Back in 2016, I decided to take an Information Theory course at UFMG lectured by Mário S. Alvim as part of my Master’s coursework. In this course, Mário asks his students to write a report about a topic in information theory (not covered by him during the semester) or to model something in their research field using concepts of information theory. I decided to go with the latter, however, I chose a topic of Mário expertise, information flow, and then I wrote a short report on how we could model information flow in dynamic information retrieval.

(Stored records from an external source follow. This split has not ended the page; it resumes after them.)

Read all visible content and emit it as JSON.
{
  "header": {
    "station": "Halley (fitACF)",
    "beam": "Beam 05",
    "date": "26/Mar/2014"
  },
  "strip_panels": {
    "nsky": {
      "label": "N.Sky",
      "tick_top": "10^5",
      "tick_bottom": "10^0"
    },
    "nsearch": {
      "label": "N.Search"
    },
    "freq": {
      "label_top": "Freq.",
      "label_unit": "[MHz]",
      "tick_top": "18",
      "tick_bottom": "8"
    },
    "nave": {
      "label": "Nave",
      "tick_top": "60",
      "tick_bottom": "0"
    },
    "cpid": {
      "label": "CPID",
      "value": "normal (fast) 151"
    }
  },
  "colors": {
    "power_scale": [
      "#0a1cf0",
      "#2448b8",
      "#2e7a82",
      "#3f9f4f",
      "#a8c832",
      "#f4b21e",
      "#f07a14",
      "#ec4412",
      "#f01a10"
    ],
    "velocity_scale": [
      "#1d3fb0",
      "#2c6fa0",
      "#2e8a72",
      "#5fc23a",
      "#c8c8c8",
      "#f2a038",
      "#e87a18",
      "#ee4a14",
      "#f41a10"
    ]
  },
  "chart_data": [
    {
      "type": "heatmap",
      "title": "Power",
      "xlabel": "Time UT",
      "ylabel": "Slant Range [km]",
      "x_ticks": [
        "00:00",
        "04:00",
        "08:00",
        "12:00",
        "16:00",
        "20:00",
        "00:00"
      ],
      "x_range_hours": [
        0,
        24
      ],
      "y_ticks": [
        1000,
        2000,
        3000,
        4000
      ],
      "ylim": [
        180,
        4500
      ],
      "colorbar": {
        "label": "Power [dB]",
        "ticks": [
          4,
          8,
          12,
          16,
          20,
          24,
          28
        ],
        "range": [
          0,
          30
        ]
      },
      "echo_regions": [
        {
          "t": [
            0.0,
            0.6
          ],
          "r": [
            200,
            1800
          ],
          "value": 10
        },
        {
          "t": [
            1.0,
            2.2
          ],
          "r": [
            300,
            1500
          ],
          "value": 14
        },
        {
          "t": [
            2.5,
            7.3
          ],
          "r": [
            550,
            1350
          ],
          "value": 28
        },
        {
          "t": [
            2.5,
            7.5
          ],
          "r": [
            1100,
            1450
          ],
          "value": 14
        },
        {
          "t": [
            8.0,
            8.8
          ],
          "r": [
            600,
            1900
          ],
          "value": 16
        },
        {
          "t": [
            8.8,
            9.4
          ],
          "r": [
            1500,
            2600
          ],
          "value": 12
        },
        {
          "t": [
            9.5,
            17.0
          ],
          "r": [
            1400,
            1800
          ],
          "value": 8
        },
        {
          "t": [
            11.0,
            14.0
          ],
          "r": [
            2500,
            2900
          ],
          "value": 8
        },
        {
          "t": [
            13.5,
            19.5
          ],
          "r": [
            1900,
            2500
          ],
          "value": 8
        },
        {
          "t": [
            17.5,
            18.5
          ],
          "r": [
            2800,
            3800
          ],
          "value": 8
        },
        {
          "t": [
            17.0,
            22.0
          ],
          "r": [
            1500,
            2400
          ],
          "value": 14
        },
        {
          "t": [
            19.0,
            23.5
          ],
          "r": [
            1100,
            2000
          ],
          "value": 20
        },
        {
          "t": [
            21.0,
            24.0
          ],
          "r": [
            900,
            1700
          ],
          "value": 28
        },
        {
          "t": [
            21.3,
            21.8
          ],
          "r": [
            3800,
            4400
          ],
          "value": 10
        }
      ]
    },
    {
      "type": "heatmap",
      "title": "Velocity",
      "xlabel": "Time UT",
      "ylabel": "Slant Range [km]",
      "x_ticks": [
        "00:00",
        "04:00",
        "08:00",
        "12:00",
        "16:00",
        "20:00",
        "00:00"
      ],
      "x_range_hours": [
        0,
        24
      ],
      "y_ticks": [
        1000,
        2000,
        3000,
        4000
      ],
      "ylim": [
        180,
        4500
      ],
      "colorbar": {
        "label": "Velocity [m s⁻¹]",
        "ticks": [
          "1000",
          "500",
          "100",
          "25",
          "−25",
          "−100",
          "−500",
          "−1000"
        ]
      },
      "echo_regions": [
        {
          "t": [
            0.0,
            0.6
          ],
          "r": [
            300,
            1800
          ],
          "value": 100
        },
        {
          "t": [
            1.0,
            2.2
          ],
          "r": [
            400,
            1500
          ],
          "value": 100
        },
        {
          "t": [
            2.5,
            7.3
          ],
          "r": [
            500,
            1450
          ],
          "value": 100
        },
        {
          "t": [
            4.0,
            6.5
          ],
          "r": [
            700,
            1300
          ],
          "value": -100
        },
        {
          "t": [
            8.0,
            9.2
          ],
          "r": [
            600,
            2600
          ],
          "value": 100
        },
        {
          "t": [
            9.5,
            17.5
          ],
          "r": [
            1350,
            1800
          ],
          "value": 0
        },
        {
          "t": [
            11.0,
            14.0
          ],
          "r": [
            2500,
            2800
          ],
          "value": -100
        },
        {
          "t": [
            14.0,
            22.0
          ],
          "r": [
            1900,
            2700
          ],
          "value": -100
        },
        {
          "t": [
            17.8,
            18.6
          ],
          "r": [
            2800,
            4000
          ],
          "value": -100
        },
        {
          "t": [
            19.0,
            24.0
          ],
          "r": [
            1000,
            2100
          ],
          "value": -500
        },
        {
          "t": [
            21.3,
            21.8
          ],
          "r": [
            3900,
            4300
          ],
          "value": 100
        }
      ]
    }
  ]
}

Months later, Mário and I reviewed the report and together with my Master’s supervisor, Rodrygo Santos, we decided to make this modeling available to the IR community. Thus, we got this study accepted as a short paper at ICTIR 2017:

  author = {Felipe Moraes and Mário S. Alvim and Rodrygo L. T. Santos},
  title = {Modeling Information Flow in Dynamic Information Retrieval},
  booktitle = {Proceedings of the 3rd ACM International Conference on the 
    Theory of Information Retrieval},
  year = {2017},
  address = {Amsterdam, The Netherlands}

Here’s the abstract of our paper:

User interaction with a dynamic information retrieval (DIR) system can be seen as a cooperative effort towards finding relevant information. In this cooperation, the user provides the system with evidence of his or her information need (e.g., in the form of queries, query reformulations, relevance judgments, or clicks). In turn, the system provides the user with evidence of the available information (e.g., in the form of a set of candidate results). Throughout this conversational process, both user and system may reduce their uncertainty with respect to each other, which may ultimately help in finding the desired information. In this paper, we present an information-theoretic model to quantify the flow of information from users to DIR systems and vice versa. By employing channels with memory and feedback, we decouple the mutual information among the behavior of the user and that of the system into directed components. As a result, we are able to measure: (i) by how much the DIR system is capable of adapting to the user; and (ii) by how much the user is influenced by the results returned by the DIR system. We discuss implications of the proposed framework for the evaluation and optimization of DIR systems.

I hope that this paper inspires some researchers in bringing information theory foundations to IR.